Crunch Berry has several origin stories, with dispensaries in Colorado, Arizona and the northwest all claiming different (but secret) lineages and slightly different names. You can find strains under the name of “Berry Crunch,” “Crunch Berry Kush” and “Crunch Berry” at various dispensaries, but they’re all hybrids that lean slightly indica, have mystery genetics (there are rumors of an OG influence) and carry a fruity, doughy flavor similar to that of Granola Funk or Smurfette.

Any toker who enjoys a relaxing high without total couch lock should give Crunch Berry a try. The effects aren’t overwhelming unless overdone, but the strain still calms my upset stomach, muscle pains and light bouts of anxiety. Crunch Berry might be too good at igniting the appetite, honestly, because I ran through my pantry like a hungry swine after every session and still wanted more.

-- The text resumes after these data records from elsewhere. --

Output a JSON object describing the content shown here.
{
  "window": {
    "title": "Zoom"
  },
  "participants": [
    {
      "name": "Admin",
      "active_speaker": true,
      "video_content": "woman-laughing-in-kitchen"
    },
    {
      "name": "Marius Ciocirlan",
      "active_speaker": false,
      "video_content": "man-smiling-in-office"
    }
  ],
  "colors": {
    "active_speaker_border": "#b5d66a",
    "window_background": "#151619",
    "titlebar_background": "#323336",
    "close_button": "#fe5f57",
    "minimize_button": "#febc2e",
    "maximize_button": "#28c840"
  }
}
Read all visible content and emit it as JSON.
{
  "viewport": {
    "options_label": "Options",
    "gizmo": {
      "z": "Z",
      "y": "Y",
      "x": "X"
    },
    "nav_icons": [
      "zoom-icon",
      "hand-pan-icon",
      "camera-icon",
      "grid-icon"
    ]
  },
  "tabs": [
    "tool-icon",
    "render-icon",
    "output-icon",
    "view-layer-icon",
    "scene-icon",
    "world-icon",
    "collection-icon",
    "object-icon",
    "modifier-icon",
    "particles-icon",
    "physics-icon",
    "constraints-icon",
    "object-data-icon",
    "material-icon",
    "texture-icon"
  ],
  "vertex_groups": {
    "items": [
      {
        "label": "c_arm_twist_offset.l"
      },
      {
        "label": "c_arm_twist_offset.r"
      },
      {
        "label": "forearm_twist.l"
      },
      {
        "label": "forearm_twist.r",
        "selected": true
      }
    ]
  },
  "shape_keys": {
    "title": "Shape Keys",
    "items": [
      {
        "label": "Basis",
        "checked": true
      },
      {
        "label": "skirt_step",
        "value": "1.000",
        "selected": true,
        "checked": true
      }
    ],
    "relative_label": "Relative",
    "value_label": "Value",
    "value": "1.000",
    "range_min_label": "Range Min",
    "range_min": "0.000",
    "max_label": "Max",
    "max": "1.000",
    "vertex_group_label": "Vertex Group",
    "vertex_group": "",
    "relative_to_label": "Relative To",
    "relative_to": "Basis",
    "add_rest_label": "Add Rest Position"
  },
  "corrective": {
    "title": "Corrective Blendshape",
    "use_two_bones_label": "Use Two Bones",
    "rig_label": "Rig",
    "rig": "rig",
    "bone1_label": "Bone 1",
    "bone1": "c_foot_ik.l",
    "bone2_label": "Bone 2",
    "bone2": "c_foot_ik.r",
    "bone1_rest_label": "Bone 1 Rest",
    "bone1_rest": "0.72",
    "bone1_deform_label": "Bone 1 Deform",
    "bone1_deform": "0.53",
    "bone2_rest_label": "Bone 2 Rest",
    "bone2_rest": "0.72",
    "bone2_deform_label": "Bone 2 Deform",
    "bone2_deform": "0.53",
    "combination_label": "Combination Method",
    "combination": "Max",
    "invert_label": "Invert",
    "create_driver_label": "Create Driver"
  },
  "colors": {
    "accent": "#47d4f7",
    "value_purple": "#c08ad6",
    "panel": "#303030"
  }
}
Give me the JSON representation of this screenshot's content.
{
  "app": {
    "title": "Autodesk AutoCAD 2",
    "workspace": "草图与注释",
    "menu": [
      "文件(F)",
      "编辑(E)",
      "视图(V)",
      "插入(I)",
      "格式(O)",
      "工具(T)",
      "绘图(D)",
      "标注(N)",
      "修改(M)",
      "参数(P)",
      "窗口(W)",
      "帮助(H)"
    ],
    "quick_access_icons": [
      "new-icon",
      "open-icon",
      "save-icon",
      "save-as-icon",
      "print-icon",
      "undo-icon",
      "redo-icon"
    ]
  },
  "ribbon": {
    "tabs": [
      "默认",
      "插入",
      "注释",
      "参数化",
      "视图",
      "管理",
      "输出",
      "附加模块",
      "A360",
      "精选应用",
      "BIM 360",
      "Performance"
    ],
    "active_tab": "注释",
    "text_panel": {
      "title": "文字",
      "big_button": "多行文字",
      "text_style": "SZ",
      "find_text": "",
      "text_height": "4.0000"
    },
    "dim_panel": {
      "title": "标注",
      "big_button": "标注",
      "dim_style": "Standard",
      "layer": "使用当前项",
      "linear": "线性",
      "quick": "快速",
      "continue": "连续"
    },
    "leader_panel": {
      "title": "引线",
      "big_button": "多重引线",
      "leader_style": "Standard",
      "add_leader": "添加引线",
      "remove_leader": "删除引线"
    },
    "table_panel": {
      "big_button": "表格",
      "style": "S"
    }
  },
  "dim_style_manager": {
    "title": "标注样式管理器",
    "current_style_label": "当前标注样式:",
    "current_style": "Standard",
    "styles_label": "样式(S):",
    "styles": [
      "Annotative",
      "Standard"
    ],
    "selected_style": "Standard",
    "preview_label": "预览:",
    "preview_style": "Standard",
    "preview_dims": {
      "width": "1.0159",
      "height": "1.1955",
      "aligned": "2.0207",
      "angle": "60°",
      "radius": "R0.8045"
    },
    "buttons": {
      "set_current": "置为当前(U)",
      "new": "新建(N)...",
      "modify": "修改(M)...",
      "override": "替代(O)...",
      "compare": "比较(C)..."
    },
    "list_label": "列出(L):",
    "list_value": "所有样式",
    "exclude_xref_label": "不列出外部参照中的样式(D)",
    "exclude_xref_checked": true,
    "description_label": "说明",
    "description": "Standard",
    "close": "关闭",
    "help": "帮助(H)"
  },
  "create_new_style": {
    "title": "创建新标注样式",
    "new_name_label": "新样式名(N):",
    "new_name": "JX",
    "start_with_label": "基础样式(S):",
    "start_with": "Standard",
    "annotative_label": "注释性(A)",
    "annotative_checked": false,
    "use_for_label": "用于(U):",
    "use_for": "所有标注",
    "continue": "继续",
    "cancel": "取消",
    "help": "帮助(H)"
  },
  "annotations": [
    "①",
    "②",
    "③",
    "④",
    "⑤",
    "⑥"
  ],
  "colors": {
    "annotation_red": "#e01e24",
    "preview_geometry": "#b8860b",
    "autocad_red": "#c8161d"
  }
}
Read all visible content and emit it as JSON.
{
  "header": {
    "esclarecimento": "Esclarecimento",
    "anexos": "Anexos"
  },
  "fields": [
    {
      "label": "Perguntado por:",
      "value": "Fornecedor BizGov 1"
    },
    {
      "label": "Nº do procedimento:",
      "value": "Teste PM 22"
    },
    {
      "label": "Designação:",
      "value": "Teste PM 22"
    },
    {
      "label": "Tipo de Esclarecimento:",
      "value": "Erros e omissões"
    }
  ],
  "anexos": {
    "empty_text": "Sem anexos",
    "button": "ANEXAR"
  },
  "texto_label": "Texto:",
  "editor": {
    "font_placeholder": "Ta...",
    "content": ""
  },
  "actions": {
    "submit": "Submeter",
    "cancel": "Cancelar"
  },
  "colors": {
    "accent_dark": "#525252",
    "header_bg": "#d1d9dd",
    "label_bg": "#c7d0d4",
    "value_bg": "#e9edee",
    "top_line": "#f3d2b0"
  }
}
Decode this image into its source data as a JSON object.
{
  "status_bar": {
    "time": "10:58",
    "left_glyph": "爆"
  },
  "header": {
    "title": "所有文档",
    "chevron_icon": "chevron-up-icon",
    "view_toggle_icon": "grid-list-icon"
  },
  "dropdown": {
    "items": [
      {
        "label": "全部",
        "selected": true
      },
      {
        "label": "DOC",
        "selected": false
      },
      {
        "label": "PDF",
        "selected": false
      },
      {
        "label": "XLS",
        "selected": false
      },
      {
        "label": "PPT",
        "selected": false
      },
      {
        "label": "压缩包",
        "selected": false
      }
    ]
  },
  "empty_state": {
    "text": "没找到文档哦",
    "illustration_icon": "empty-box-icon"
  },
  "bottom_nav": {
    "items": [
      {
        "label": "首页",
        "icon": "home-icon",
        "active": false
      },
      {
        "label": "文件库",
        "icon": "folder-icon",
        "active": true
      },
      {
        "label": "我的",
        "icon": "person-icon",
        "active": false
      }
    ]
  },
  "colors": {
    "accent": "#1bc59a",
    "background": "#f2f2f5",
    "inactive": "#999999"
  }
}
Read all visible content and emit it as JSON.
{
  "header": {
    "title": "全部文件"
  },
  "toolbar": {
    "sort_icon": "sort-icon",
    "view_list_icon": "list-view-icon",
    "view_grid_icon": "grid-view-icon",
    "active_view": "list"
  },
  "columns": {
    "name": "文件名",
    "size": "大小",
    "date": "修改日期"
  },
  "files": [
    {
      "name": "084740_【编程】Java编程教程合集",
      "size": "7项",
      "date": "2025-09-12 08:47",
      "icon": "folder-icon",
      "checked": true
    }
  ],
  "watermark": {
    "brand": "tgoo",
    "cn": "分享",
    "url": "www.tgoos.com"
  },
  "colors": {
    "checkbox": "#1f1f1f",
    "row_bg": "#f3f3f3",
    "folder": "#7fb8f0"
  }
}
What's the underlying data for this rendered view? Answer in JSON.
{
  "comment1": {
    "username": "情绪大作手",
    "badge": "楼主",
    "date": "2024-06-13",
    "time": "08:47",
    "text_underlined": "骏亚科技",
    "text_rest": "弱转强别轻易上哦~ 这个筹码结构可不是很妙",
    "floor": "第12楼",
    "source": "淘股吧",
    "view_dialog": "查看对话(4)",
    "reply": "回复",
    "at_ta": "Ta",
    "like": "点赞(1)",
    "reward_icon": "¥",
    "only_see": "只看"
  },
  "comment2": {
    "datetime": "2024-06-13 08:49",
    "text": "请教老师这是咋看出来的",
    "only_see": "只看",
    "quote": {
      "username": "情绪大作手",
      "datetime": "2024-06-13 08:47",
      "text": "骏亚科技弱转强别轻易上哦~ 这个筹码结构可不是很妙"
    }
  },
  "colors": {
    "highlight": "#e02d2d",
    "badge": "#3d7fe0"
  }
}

If you have no self-control or gluttonous tendencies, beware.

You can find Crunch Berry under similar names around the metro area, with Altitude the Dispensary, Bonfire Cannabis Co., Euflora, Fresh Baked, Oasis Cannabis Superstores and Trenchtown carrying it in either flower or concentrate form. I’ve enjoyed many bowls of Crunch Berry from Altitude, Trenchtown and Fresh Baked, a Boulder dispensary. All of them carry a sweet flavor and calming yet functional high, part of any pothead’s well-balanced breakfast.

Looks: Oh, the trichomes. More like a frosting than a sprinkling, Crunch Berry’s resin glands look like a creamy sugar coating, making those pink and violet spots seem all the more scrumptious. The strain’s primary color is forest green, though, with moderately dense, football-shaped buds, which add to the OG lineage claim when considering its flavor and effects.

Smell: Like a less fruity cut of Cherry Pie or Grape Pie, Crunch Berry carries lip-smacking aromas of berries and sweet syrup, with an OG-like earthiness that plays sidekick to the strain’s fruity profile.

Flavor: Rich, fruity notes of berries with a strong, grainy kick of soil hit you up front, but another wave of sugary sweetness comes back for the aftertaste. Any fan of Cookies or Pie strains would thoroughly enjoy Crunch Berry.

Effects: Dispensaries will usually have this on the indica-leaning side of the shelf, but my experiences have been more even-keeled. The amiable high works well for social situations while still relaxing the body — so maybe toke up with Crunch Berry before going out for dinner, but not a hike. Medical benefits include treating eating disorders, anxiety, stress, headaches, glaucoma and minor pain.

Commercial grower’s take: “I really like growing Crunch Berry for medical patients. The high seems to just zap my anxiety, but I can still move around and function. I’ve also heard rave reviews about its ability to fight pain and nausea. It’s hard to find something that effective at both mental and physical ailments without being 25 percent THC. Love the strain’s flavor and smell in the grow, too. But if you want to get those flavors right, it’ll take at least nine weeks to flower, and you want to cure it right, too.”